🤖 AI Summary
Chaotic Game Representation (CGR) lacks a rigorous mathematical link to k-mer statistics, hindering its interpretability and utility in sequence modeling and generation.
Method: We establish an exact mathematical correspondence between CGR and k-mer frequency spectra, proving that the Frequency CGR (FCGR) at resolution $2^k imes 2^k$ is equivalent to a discretized mapping of the k-mer spectrum. Leveraging De Bruijn multigraph Eulerian paths, we devise a reversible sequence reconstruction algorithm that unifies CGR’s geometric representation, k-mer statistical modeling, and exact sequence synthesis. Our framework incorporates k-mer spectral vectorization, CGR symmetry analysis, and graph-theoretic constraints to generate DNA sequences—and their corresponding CGR images—that precisely match target k-mer distributions.

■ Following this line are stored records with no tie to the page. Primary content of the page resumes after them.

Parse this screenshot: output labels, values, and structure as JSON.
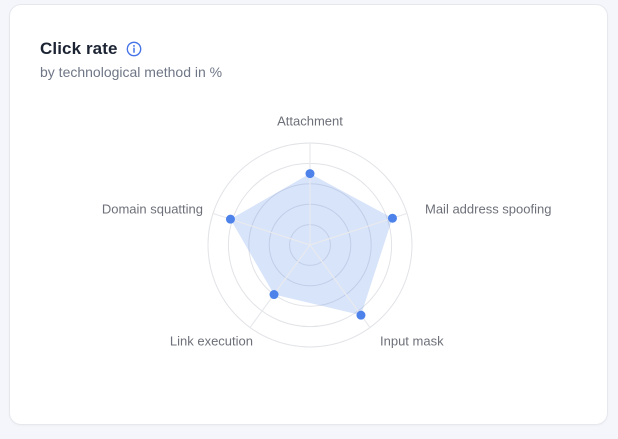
{
  "card": {
    "title": "Click rate",
    "subtitle": "by technological method in %",
    "info_icon": "info-circle"
  },
  "colors": {
    "accent": "#4D82EA",
    "series_fill": "rgba(77,130,234,0.22)",
    "grid_line": "#E2E3E7",
    "axis_line": "#E9EAEE",
    "axis_label": "#6E7079",
    "title_text": "#1C2433",
    "subtitle_text": "#6F7686",
    "info_icon": "#4573E8",
    "card_background": "#FFFFFF",
    "card_border": "#E6E8EE",
    "page_background": "#F4F6FB"
  },
  "chart_data": {
    "type": "radar",
    "title": "Click rate",
    "subtitle": "by technological method in %",
    "unit": "%",
    "categories": [
      "Attachment",
      "Mail address spoofing",
      "Input mask",
      "Link execution",
      "Domain squatting"
    ],
    "values": [
      70,
      85,
      85,
      60,
      82
    ],
    "max": 100,
    "rings": [
      20,
      40,
      60,
      80,
      100
    ],
    "grid": "circular",
    "start_axis": "top",
    "direction": "clockwise",
    "legend": false,
    "tick_labels": false
  }
}
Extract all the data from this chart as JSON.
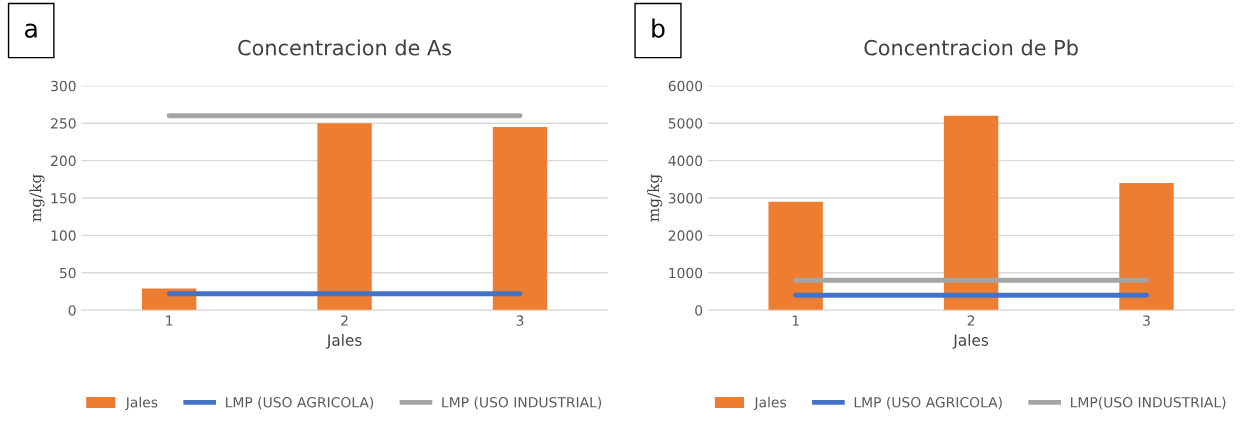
{
  "chart_data": [
    {
      "type": "bar",
      "title": "Concentracion de As",
      "xlabel": "Jales",
      "ylabel": "mg/kg",
      "categories": [
        "1",
        "2",
        "3"
      ],
      "ylim": [
        0,
        300
      ],
      "yticks": [
        0,
        50,
        100,
        150,
        200,
        250,
        300
      ],
      "grid": "y",
      "legend": "bottom",
      "annotations": [
        "a"
      ],
      "series": [
        {
          "name": "Jales",
          "color": "#ed7d31",
          "values": [
            29,
            250,
            245
          ]
        },
        {
          "name": "LMP (USO AGRICOLA)",
          "type": "line",
          "color": "#4472c4",
          "values": [
            22,
            22,
            22
          ]
        },
        {
          "name": "LMP (USO INDUSTRIAL)",
          "type": "line",
          "color": "#a5a5a5",
          "values": [
            260,
            260,
            260
          ]
        }
      ]
    },
    {
      "type": "bar",
      "title": "Concentracion de Pb",
      "xlabel": "Jales",
      "ylabel": "mg/kg",
      "categories": [
        "1",
        "2",
        "3"
      ],
      "ylim": [
        0,
        6000
      ],
      "yticks": [
        0,
        1000,
        2000,
        3000,
        4000,
        5000,
        6000
      ],
      "grid": "y",
      "legend": "bottom",
      "annotations": [
        "b"
      ],
      "series": [
        {
          "name": "Jales",
          "color": "#ed7d31",
          "values": [
            2900,
            5200,
            3400
          ]
        },
        {
          "name": "LMP (USO AGRICOLA)",
          "type": "line",
          "color": "#4472c4",
          "values": [
            400,
            400,
            400
          ]
        },
        {
          "name": "LMP(USO INDUSTRIAL)",
          "type": "line",
          "color": "#a5a5a5",
          "values": [
            800,
            800,
            800
          ]
        }
      ]
    }
  ]
}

Contribution/Results: Experiments demonstrate high-fidelity k-mer spectral matching on both real genomes and synthetic distributions. The method produces high-quality, interpretable CGR images suitable for deep learning training, establishing a novel, reconstructible paradigm for genomic visualization, sequence modeling, and data augmentation.
📝 Abstract
This paper establishes formal mathematical foundations linking Chaos Game Representations (CGR) of DNA sequences to their underlying $k$-mer frequencies. We prove that the Frequency CGR (FCGR) of order $k$ is mathematically equivalent to a discretization of CGR at resolution $2^k imes 2^k$, and its vectorization corresponds to the $k$-mer frequencies of the sequence. Additionally, we characterize how symmetry transformations of CGR images correspond to specific nucleotide permutations in the originating sequences. Leveraging these insights, we introduce an algorithm that generates synthetic DNA sequences from prescribed $k$-mer distributions by constructing Eulerian paths on De Bruijn multigraphs. This enables reconstruction of sequences matching target $k$-mer profiles with arbitrarily high precision, facilitating the creation of synthetic CGR images for applications such as data augmentation for machine learning-based taxonomic classification of DNA sequences. Numerical experiments validate the effectiveness of our method across both real genomic data and artificially sampled distributions. To our knowledge, this is the first comprehensive framework that unifies CGR geometry, $k$-mer statistics, and sequence reconstruction, offering new tools for genomic analysis and visualization.